Ben her bahar ayları kapıya dayandığında buhranlar geçiyorum. Mevsim geçişlerinde sersemleşen, hayatından mutsuzluk, umutsuzluk, bıkkınlık, yorgunluk hissedip kendini eve kapatanlardanım.
Bahar ayları sersemliğin de yalnız olmadığımı düşünüyorum.
Bu yıl karar verdim direneceğim…
Güneşin coşkulu sarhoş edici ilk ışıltılarını önce ruhumda hissedeceğim.
Haydin elbirliğiyle atlatalım şu mevsim geçişini.
Kuşanalım enerjimizi, beklentiler yüklemeyelim baharın gelişine her an bir sürpriz yaşacakmışız gibi.
Sıradanlaştıralım günümüzü.. Güneş daha bir parlak mı açıyor, sımsıcak yaz mı geliyor havasına girelim.
Değiştirelim alışkanlıklarımızı, rutinimizi…
Ters düz edelim gündelik akışımızı.
Belki işe yarar değiştirir ruh halimizi…
Bendeniz bu hafta itibariyle başlıyorum.
Ne mi yapıyorum?

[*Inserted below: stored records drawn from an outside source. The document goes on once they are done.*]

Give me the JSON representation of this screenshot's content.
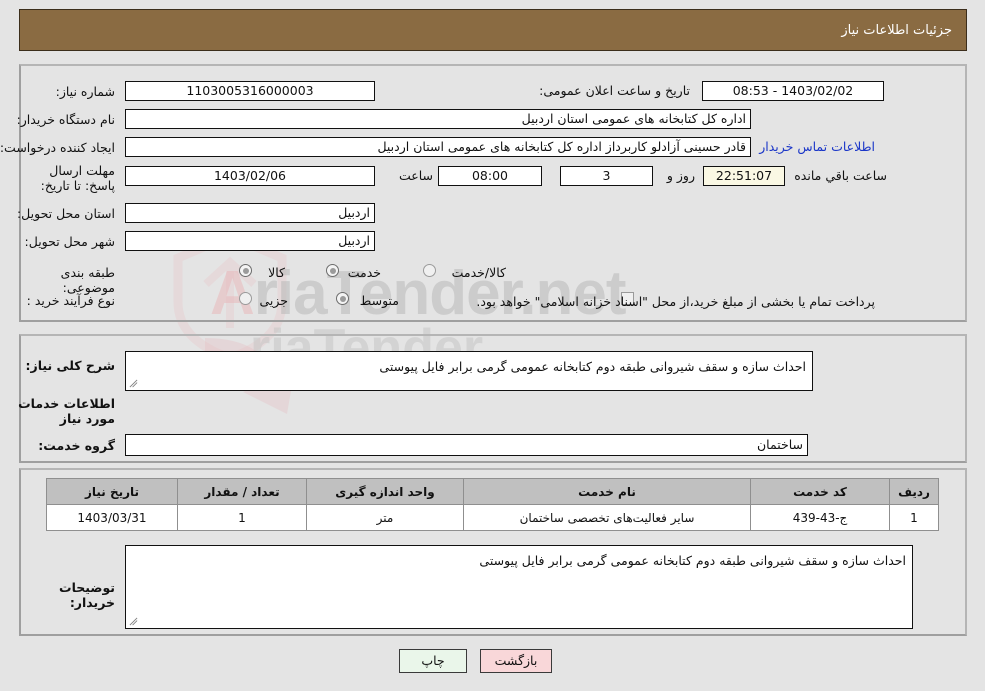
{
  "header": {
    "title": "جزئیات اطلاعات نیاز",
    "bg_color": "#8a6b42"
  },
  "top_panel": {
    "need_number": {
      "label": "شماره نیاز:",
      "value": "1103005316000003"
    },
    "announce": {
      "label": "تاریخ و ساعت اعلان عمومی:",
      "value": "1403/02/02 - 08:53"
    },
    "buyer_org": {
      "label": "نام دستگاه خریدار:",
      "value": "اداره کل کتابخانه های عمومی استان اردبیل"
    },
    "creator": {
      "label": "ایجاد کننده درخواست:",
      "value": "قادر حسینی آزادلو کاربرداز اداره کل کتابخانه های عمومی استان اردبیل"
    },
    "contact_link": "اطلاعات تماس خریدار",
    "deadline": {
      "label": "مهلت ارسال پاسخ: تا تاریخ:",
      "date": "1403/02/06",
      "time_label": "ساعت",
      "time": "08:00",
      "days": "3",
      "days_label": "روز و",
      "remaining": "22:51:07",
      "remaining_label": "ساعت باقي مانده"
    },
    "province": {
      "label": "استان محل تحویل:",
      "value": "اردبیل"
    },
    "city": {
      "label": "شهر محل تحویل:",
      "value": "اردبیل"
    },
    "category": {
      "label": "طبقه بندی موضوعی:",
      "options": [
        "کالا",
        "خدمت",
        "کالا/خدمت"
      ],
      "selected": "خدمت"
    },
    "process_type": {
      "label": "نوع فرآیند خرید :",
      "options": [
        "جزیی",
        "متوسط"
      ],
      "selected": "متوسط",
      "note": "پرداخت تمام یا بخشی از مبلغ خرید،از محل \"اسناد خزانه اسلامی\" خواهد بود."
    }
  },
  "middle_panel": {
    "general_desc": {
      "label": "شرح کلی نیاز:",
      "value": "احداث سازه و سقف شیروانی طبقه دوم کتابخانه عمومی گرمی برابر فایل پیوستی"
    },
    "section_title": "اطلاعات خدمات مورد نیاز",
    "service_group": {
      "label": "گروه خدمت:",
      "value": "ساختمان"
    }
  },
  "table": {
    "columns": [
      "ردیف",
      "کد خدمت",
      "نام خدمت",
      "واحد اندازه گیری",
      "تعداد / مقدار",
      "تاریخ نیاز"
    ],
    "rows": [
      {
        "row": "1",
        "code": "ج-43-439",
        "name": "سایر فعالیت‌های تخصصی ساختمان",
        "unit": "متر",
        "qty": "1",
        "date": "1403/03/31"
      }
    ]
  },
  "bottom_panel": {
    "buyer_notes": {
      "label": "توضیحات خریدار:",
      "value": "احداث سازه و سقف شیروانی طبقه دوم کتابخانه عمومی گرمی برابر فایل پیوستی"
    }
  },
  "footer": {
    "back_button": "بازگشت",
    "print_button": "چاپ"
  },
  "watermark": {
    "text_left": "A",
    "text_main": "riaTender.net"
  }
}
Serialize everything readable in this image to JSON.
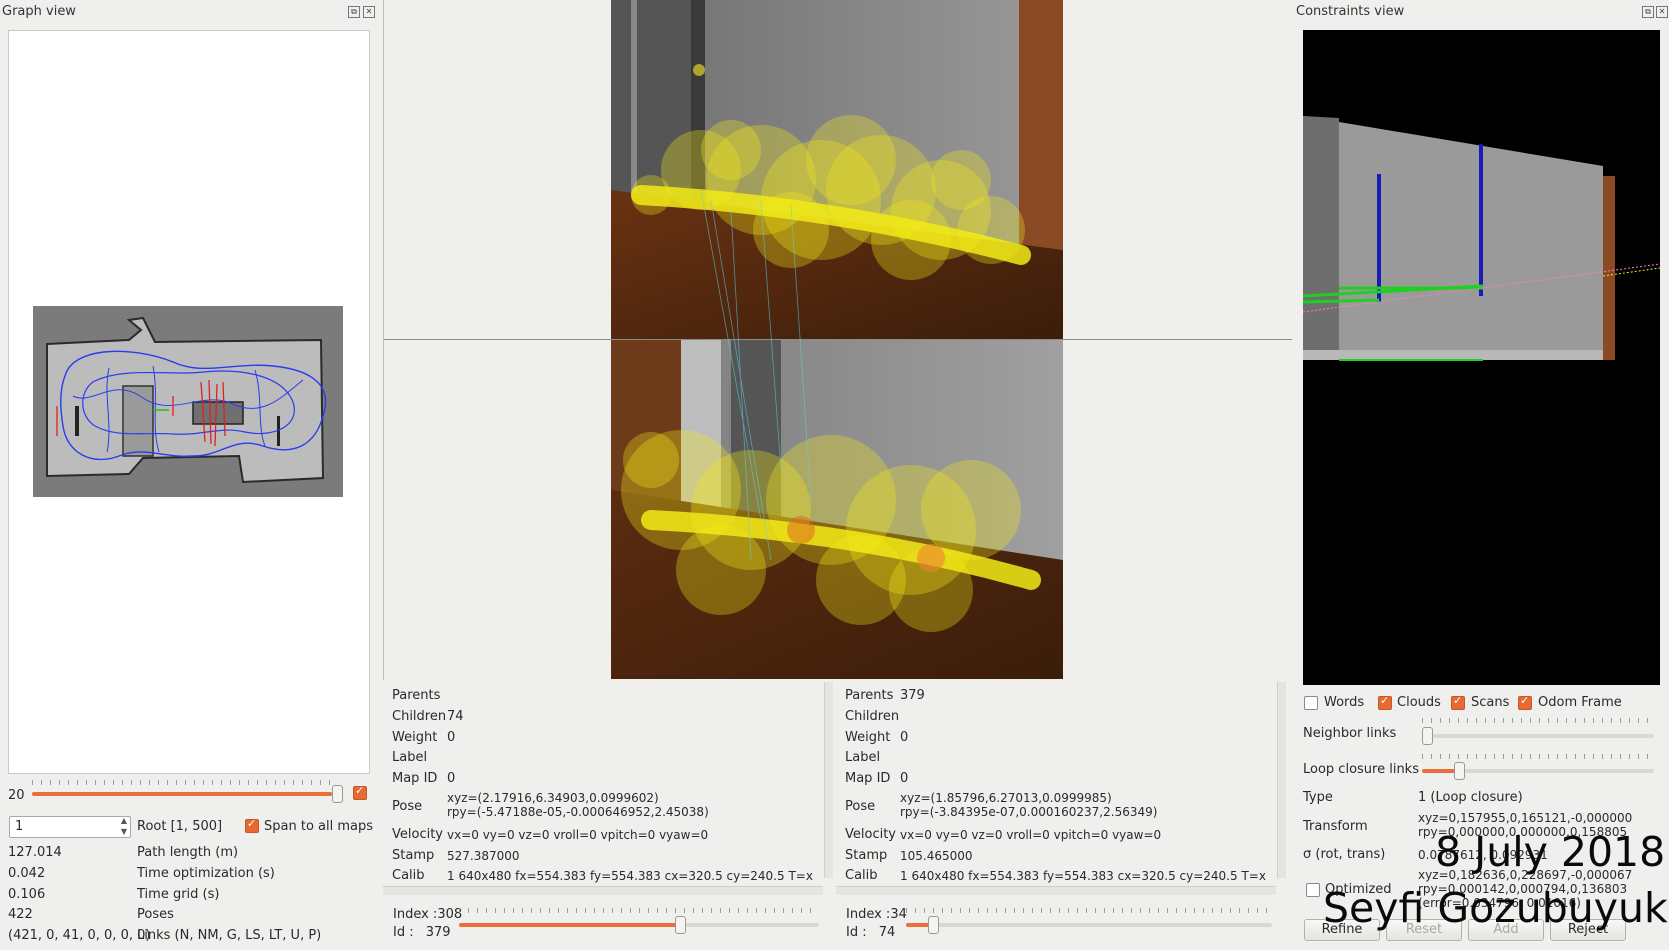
{
  "graph_view": {
    "title": "Graph view",
    "slider_value": "20",
    "spin_value": "1",
    "root_label": "Root [1, 500]",
    "span_label": "Span to all maps",
    "stats": [
      {
        "value": "127.014",
        "label": "Path length (m)"
      },
      {
        "value": "0.042",
        "label": "Time optimization (s)"
      },
      {
        "value": "0.106",
        "label": "Time grid (s)"
      },
      {
        "value": "422",
        "label": "Poses"
      },
      {
        "value": "(421, 0, 41, 0, 0, 0, 0)",
        "label": "Links (N, NM, G, LS, LT, U, P)"
      }
    ]
  },
  "left_info": {
    "rows": [
      {
        "key": "Parents",
        "value": ""
      },
      {
        "key": "Children",
        "value": "74"
      },
      {
        "key": "Weight",
        "value": "0"
      },
      {
        "key": "Label",
        "value": ""
      },
      {
        "key": "Map ID",
        "value": "0"
      }
    ],
    "pose_key": "Pose",
    "pose_xyz": "xyz=(2.17916,6.34903,0.0999602)",
    "pose_rpy": "rpy=(-5.47188e-05,-0.000646952,2.45038)",
    "velocity_key": "Velocity",
    "velocity": "vx=0 vy=0 vz=0 vroll=0 vpitch=0 vyaw=0",
    "stamp_key": "Stamp",
    "stamp": "527.387000",
    "calib_key": "Calib",
    "calib": "1 640x480 fx=554.383 fy=554.383 cx=320.5 cy=240.5 T=xyz=0",
    "index_label": "Index :",
    "index": "308",
    "id_label": "Id :",
    "id": "379",
    "slider_fraction": 0.61
  },
  "right_info": {
    "rows": [
      {
        "key": "Parents",
        "value": "379"
      },
      {
        "key": "Children",
        "value": ""
      },
      {
        "key": "Weight",
        "value": "0"
      },
      {
        "key": "Label",
        "value": ""
      },
      {
        "key": "Map ID",
        "value": "0"
      }
    ],
    "pose_key": "Pose",
    "pose_xyz": "xyz=(1.85796,6.27013,0.0999985)",
    "pose_rpy": "rpy=(-3.84395e-07,0.000160237,2.56349)",
    "velocity_key": "Velocity",
    "velocity": "vx=0 vy=0 vz=0 vroll=0 vpitch=0 vyaw=0",
    "stamp_key": "Stamp",
    "stamp": "105.465000",
    "calib_key": "Calib",
    "calib": "1 640x480 fx=554.383 fy=554.383 cx=320.5 cy=240.5 T=xyz=0",
    "index_label": "Index :",
    "index": "34",
    "id_label": "Id :",
    "id": "74",
    "slider_fraction": 0.07
  },
  "constraints_view": {
    "title": "Constraints view",
    "checkboxes": [
      {
        "label": "Words",
        "checked": false
      },
      {
        "label": "Clouds",
        "checked": true
      },
      {
        "label": "Scans",
        "checked": true
      },
      {
        "label": "Odom Frame",
        "checked": true
      }
    ],
    "neighbor_links_label": "Neighbor links",
    "loop_closure_links_label": "Loop closure links",
    "type_label": "Type",
    "type_value": "1 (Loop closure)",
    "transform_label": "Transform",
    "transform_xyz": "xyz=0,157955,0,165121,-0,000000",
    "transform_rpy": "rpy=0,000000,0,000000,0,158805",
    "sigma_label": "σ (rot, trans)",
    "sigma_value": "0.0787612, 0.092931",
    "optimized_label": "Optimized",
    "optimized_xyz": "xyz=0,182636,0,228697,-0,000067",
    "optimized_rpy": "rpy=0,000142,0,000794,0,136803",
    "optimized_error": "(error=0.034796, 0.01016)",
    "buttons": {
      "refine": "Refine",
      "reset": "Reset",
      "add": "Add",
      "reject": "Reject"
    }
  },
  "watermark": {
    "date": "8 July 2018",
    "author": "Seyfi Gozubuyuk"
  },
  "colors": {
    "accent": "#e9703c",
    "loop_closure": "#e02020",
    "path": "#2a3cf0",
    "blob": "#f2ea18"
  }
}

Listem öyle çok da karmaşık tariflerle ve baskıcı tarifelerle dolu değil.
Öncelikle kendi gardiyanım olan şaşmaz kurallarımı esnetmeyle başlıyorum.
Ardından ısınan yaşantımı teri soğumadan taze başlangıçlara adapte etmeli.
Böylelikle dinç ve fit bir merhabayla karşılayacağım yeni baharı…
Yemek saatlerimi, yemek masasında oturduğum yeri…
Her gün beni üzen yıpratan ve çözüm için didindiğim içimde birikmiş her şeyi günlere yaymayı…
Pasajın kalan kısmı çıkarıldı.